An island at the mouth of the Anduin appearing on the maps of The Lord of the Rings (LotR/1185), a combination of tol(l) “island” and falas “shore”.
Conceptual Development: This island also appeared in draft maps for the Lord of the Rings (TI/298), but not appear in the main text.
The most common Sindarin word for “island”, strictly speaking only for islands with sheer sides as opposed to [N.] caer for flat islands. It was a derivative of the root √TOL “stick up or out, stand up (out and above neighboring things)” (VT47/10-11). In most names it appears as tol, probably as a semi-prefix, but as an independent word it is probably toll (Ety/TOL), especially given its Quenya cognate Q. tollë (VT47/13, 28).
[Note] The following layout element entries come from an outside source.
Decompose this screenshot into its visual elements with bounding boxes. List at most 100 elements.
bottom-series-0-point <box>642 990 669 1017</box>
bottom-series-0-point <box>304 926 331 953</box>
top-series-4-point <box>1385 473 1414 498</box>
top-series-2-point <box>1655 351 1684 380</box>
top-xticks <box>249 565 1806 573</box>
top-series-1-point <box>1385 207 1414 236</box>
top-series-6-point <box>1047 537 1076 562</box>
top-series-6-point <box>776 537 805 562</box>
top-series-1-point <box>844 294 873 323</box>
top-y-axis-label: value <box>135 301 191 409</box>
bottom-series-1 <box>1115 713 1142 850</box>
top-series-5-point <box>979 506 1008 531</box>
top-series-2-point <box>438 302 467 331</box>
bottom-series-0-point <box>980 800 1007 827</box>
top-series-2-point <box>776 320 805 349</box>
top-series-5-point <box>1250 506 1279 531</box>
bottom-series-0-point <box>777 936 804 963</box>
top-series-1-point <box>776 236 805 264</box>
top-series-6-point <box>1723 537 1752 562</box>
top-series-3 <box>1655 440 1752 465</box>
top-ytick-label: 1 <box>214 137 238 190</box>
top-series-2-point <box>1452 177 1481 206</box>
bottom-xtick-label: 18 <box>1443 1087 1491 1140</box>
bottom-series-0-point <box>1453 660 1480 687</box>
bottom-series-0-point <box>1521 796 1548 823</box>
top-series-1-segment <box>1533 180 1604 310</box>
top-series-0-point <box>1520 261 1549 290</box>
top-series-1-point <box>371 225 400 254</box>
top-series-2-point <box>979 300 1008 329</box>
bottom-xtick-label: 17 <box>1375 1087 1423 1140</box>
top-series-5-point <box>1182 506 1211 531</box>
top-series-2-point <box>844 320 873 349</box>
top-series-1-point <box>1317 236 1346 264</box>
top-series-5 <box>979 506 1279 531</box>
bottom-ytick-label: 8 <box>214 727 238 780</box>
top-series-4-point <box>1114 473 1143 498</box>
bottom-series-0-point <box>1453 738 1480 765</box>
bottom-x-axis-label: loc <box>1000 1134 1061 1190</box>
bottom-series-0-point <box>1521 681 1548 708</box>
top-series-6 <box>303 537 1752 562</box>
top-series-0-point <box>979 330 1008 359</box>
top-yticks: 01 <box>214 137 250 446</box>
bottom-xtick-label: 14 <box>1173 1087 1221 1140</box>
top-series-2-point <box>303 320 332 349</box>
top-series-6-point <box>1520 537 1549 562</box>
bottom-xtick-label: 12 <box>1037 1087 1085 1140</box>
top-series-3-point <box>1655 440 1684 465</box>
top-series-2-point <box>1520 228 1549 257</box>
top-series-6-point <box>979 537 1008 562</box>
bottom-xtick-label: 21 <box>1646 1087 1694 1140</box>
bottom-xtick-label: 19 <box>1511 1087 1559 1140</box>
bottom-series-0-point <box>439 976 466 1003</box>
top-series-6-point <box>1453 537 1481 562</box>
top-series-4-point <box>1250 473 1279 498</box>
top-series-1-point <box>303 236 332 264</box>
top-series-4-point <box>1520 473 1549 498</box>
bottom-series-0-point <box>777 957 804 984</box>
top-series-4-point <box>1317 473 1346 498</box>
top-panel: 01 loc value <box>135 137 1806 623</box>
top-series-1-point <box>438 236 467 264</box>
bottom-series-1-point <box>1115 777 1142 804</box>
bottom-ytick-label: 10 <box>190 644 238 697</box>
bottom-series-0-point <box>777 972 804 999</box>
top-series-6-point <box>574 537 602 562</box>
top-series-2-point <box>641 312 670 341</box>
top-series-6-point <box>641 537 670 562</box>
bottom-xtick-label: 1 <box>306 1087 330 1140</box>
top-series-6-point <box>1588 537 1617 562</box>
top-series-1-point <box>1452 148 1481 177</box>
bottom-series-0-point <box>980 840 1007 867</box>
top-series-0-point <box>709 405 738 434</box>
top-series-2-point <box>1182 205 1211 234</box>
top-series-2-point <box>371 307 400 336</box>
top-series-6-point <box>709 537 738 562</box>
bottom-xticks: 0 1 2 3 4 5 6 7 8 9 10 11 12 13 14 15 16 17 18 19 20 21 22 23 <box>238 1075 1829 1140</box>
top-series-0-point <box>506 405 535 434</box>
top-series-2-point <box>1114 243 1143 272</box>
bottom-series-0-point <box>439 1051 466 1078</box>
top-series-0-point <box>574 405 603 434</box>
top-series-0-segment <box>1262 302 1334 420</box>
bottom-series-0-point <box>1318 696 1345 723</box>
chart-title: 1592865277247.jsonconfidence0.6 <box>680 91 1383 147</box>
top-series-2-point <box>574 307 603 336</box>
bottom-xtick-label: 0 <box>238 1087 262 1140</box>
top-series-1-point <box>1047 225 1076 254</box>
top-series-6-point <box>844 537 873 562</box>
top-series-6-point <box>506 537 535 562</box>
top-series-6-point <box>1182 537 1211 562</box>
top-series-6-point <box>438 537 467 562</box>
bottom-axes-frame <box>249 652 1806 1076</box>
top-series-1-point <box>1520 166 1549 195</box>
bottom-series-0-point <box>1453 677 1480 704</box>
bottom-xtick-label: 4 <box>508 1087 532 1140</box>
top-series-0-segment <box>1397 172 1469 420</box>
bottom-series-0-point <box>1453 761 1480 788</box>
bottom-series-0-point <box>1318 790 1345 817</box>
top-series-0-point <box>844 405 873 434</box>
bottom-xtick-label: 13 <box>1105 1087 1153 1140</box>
Conceptual Development: This word dates all the way back to the Gnomish Lexicon of the 1910s where it appeared as G. tol “an isle (with high steep coasts)” (GL/71), probably already a derivative of the root ᴱ√TOLO as suggested by Christopher Tolkien (LT1A/Tol Eressëa; QL/94). In Early Noldorin Word-lists of the 1920s it appeared as ᴱN. dol “island” (PE13/142), but that seems to have been a transient idea since it was N. toll “island” in The Etymologies of the 1930, again derived from the root ᴹ√TOL, more specifically from the primitive form ᴹ✶tollo (Ety/TOL²). The form tol appeared regularly in Tolkien’s later writings, and in several places he emphasized that it was for islands with steep sides (RC/333; VT47/28).